Permitam-me destacar a abertura de "The fall", uma pérola que, sozinha, é superior em arte a muitas longas-metragens. Estabelece desde logo o catalisador da trama do filme. O que fascina não é o desenrolar desse mesmo catalisador, mas sim a elegância clássica do slow-motion, a captação de micro-expressões escondidas e um renovar de uma das peças de músicas mais usadas em cinema, o movimento Alegretto da 7º sinfonia de Beethoven. Cada cut é uma dissolução entre o real e o irreal, e cada fotograma uma pintura à espera de ser colocada numa parede. O uso do preto e branco é não só adequado à época em que o filme se desenrola, e o próprio meio, mas é uma opção estilística que se deve talvez à própria noção de fantasia e diferença que o contraste com um mundo actual cheio de cor provoca. O preto e branco é a ruptura, e afinal, a reflexão da mente do protagonista.

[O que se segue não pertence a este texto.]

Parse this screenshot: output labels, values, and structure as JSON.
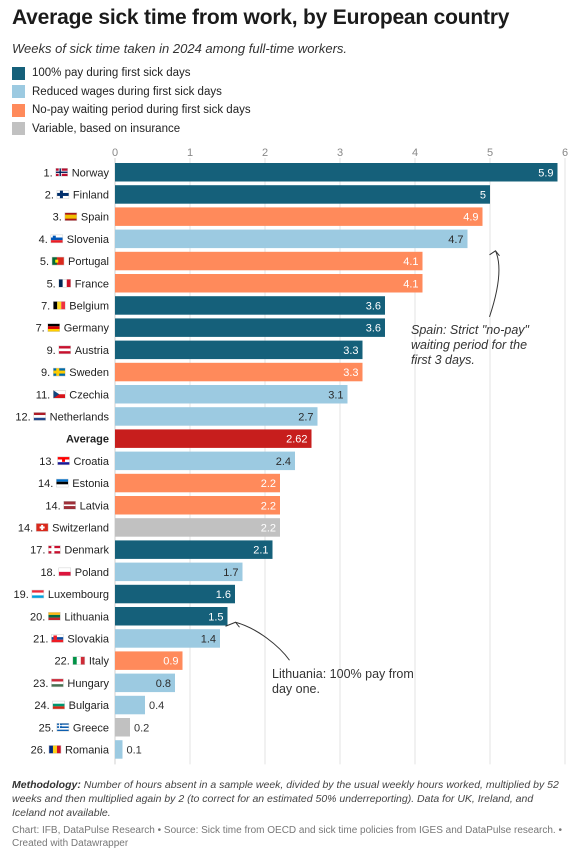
{
  "header": {
    "title": "Average sick time from work, by European country",
    "subtitle": "Weeks of sick time taken in 2024 among full-time workers."
  },
  "colors": {
    "full_pay": "#15607a",
    "reduced": "#9ccae1",
    "no_pay": "#ff8a5b",
    "variable": "#c1c1c1",
    "average": "#c71e1d"
  },
  "legend": [
    {
      "label": "100% pay during first sick days",
      "color": "#15607a"
    },
    {
      "label": "Reduced wages during first sick days",
      "color": "#9ccae1"
    },
    {
      "label": "No-pay waiting period during first sick days",
      "color": "#ff8a5b"
    },
    {
      "label": "Variable, based on insurance",
      "color": "#c1c1c1"
    }
  ],
  "chart_data": {
    "type": "bar",
    "orientation": "horizontal",
    "xlim": [
      0,
      6
    ],
    "x_ticks": [
      "0",
      "1",
      "2",
      "3",
      "4",
      "5",
      "6"
    ],
    "grid": true,
    "bars": [
      {
        "rank": "1.",
        "name": "Norway",
        "flag": "norway-flag-icon",
        "value": 5.9,
        "label": "5.9",
        "policy": "full_pay"
      },
      {
        "rank": "2.",
        "name": "Finland",
        "flag": "finland-flag-icon",
        "value": 5,
        "label": "5",
        "policy": "full_pay"
      },
      {
        "rank": "3.",
        "name": "Spain",
        "flag": "spain-flag-icon",
        "value": 4.9,
        "label": "4.9",
        "policy": "no_pay"
      },
      {
        "rank": "4.",
        "name": "Slovenia",
        "flag": "slovenia-flag-icon",
        "value": 4.7,
        "label": "4.7",
        "policy": "reduced"
      },
      {
        "rank": "5.",
        "name": "Portugal",
        "flag": "portugal-flag-icon",
        "value": 4.1,
        "label": "4.1",
        "policy": "no_pay"
      },
      {
        "rank": "5.",
        "name": "France",
        "flag": "france-flag-icon",
        "value": 4.1,
        "label": "4.1",
        "policy": "no_pay"
      },
      {
        "rank": "7.",
        "name": "Belgium",
        "flag": "belgium-flag-icon",
        "value": 3.6,
        "label": "3.6",
        "policy": "full_pay"
      },
      {
        "rank": "7.",
        "name": "Germany",
        "flag": "germany-flag-icon",
        "value": 3.6,
        "label": "3.6",
        "policy": "full_pay"
      },
      {
        "rank": "9.",
        "name": "Austria",
        "flag": "austria-flag-icon",
        "value": 3.3,
        "label": "3.3",
        "policy": "full_pay"
      },
      {
        "rank": "9.",
        "name": "Sweden",
        "flag": "sweden-flag-icon",
        "value": 3.3,
        "label": "3.3",
        "policy": "no_pay"
      },
      {
        "rank": "11.",
        "name": "Czechia",
        "flag": "czechia-flag-icon",
        "value": 3.1,
        "label": "3.1",
        "policy": "reduced"
      },
      {
        "rank": "12.",
        "name": "Netherlands",
        "flag": "netherlands-flag-icon",
        "value": 2.7,
        "label": "2.7",
        "policy": "reduced"
      },
      {
        "rank": "",
        "name": "Average",
        "flag": "",
        "value": 2.62,
        "label": "2.62",
        "policy": "average"
      },
      {
        "rank": "13.",
        "name": "Croatia",
        "flag": "croatia-flag-icon",
        "value": 2.4,
        "label": "2.4",
        "policy": "reduced"
      },
      {
        "rank": "14.",
        "name": "Estonia",
        "flag": "estonia-flag-icon",
        "value": 2.2,
        "label": "2.2",
        "policy": "no_pay"
      },
      {
        "rank": "14.",
        "name": "Latvia",
        "flag": "latvia-flag-icon",
        "value": 2.2,
        "label": "2.2",
        "policy": "no_pay"
      },
      {
        "rank": "14.",
        "name": "Switzerland",
        "flag": "switzerland-flag-icon",
        "value": 2.2,
        "label": "2.2",
        "policy": "variable"
      },
      {
        "rank": "17.",
        "name": "Denmark",
        "flag": "denmark-flag-icon",
        "value": 2.1,
        "label": "2.1",
        "policy": "full_pay"
      },
      {
        "rank": "18.",
        "name": "Poland",
        "flag": "poland-flag-icon",
        "value": 1.7,
        "label": "1.7",
        "policy": "reduced"
      },
      {
        "rank": "19.",
        "name": "Luxembourg",
        "flag": "luxembourg-flag-icon",
        "value": 1.6,
        "label": "1.6",
        "policy": "full_pay"
      },
      {
        "rank": "20.",
        "name": "Lithuania",
        "flag": "lithuania-flag-icon",
        "value": 1.5,
        "label": "1.5",
        "policy": "full_pay"
      },
      {
        "rank": "21.",
        "name": "Slovakia",
        "flag": "slovakia-flag-icon",
        "value": 1.4,
        "label": "1.4",
        "policy": "reduced"
      },
      {
        "rank": "22.",
        "name": "Italy",
        "flag": "italy-flag-icon",
        "value": 0.9,
        "label": "0.9",
        "policy": "no_pay"
      },
      {
        "rank": "23.",
        "name": "Hungary",
        "flag": "hungary-flag-icon",
        "value": 0.8,
        "label": "0.8",
        "policy": "reduced"
      },
      {
        "rank": "24.",
        "name": "Bulgaria",
        "flag": "bulgaria-flag-icon",
        "value": 0.4,
        "label": "0.4",
        "policy": "reduced"
      },
      {
        "rank": "25.",
        "name": "Greece",
        "flag": "greece-flag-icon",
        "value": 0.2,
        "label": "0.2",
        "policy": "variable"
      },
      {
        "rank": "26.",
        "name": "Romania",
        "flag": "romania-flag-icon",
        "value": 0.1,
        "label": "0.1",
        "policy": "reduced"
      }
    ],
    "annotations": [
      {
        "target": "Slovenia",
        "lines": [
          "Spain: Strict \"no-pay\"",
          "waiting period for the",
          "first 3 days."
        ]
      },
      {
        "target": "Lithuania",
        "lines": [
          "Lithuania: 100% pay from",
          "day one."
        ]
      }
    ]
  },
  "footer": {
    "methodology_label": "Methodology:",
    "methodology_text": " Number of hours absent in a sample week, divided by the usual weekly hours worked, multiplied by 52 weeks and then multiplied again by 2 (to correct for an estimated 50% underreporting). Data for UK, Ireland, and Iceland not available.",
    "source": "Chart: IFB, DataPulse Research • Source: Sick time from OECD and sick time policies from IGES and DataPulse research. • Created with Datawrapper"
  }
}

É um magnífico genérico, e quase uma curta-metragem à parte do resto da fita. Um arremedo de sonho, onde as coisas parecem animais e os animais coisas. Um terreno de fábula, portanto. Mas também de terror, de um certo de surrealismo, onde pedaços do quotidiano tomam o aspecto de criaturas grotescas. Como Tarsem bem definiu, é um caos sem energia.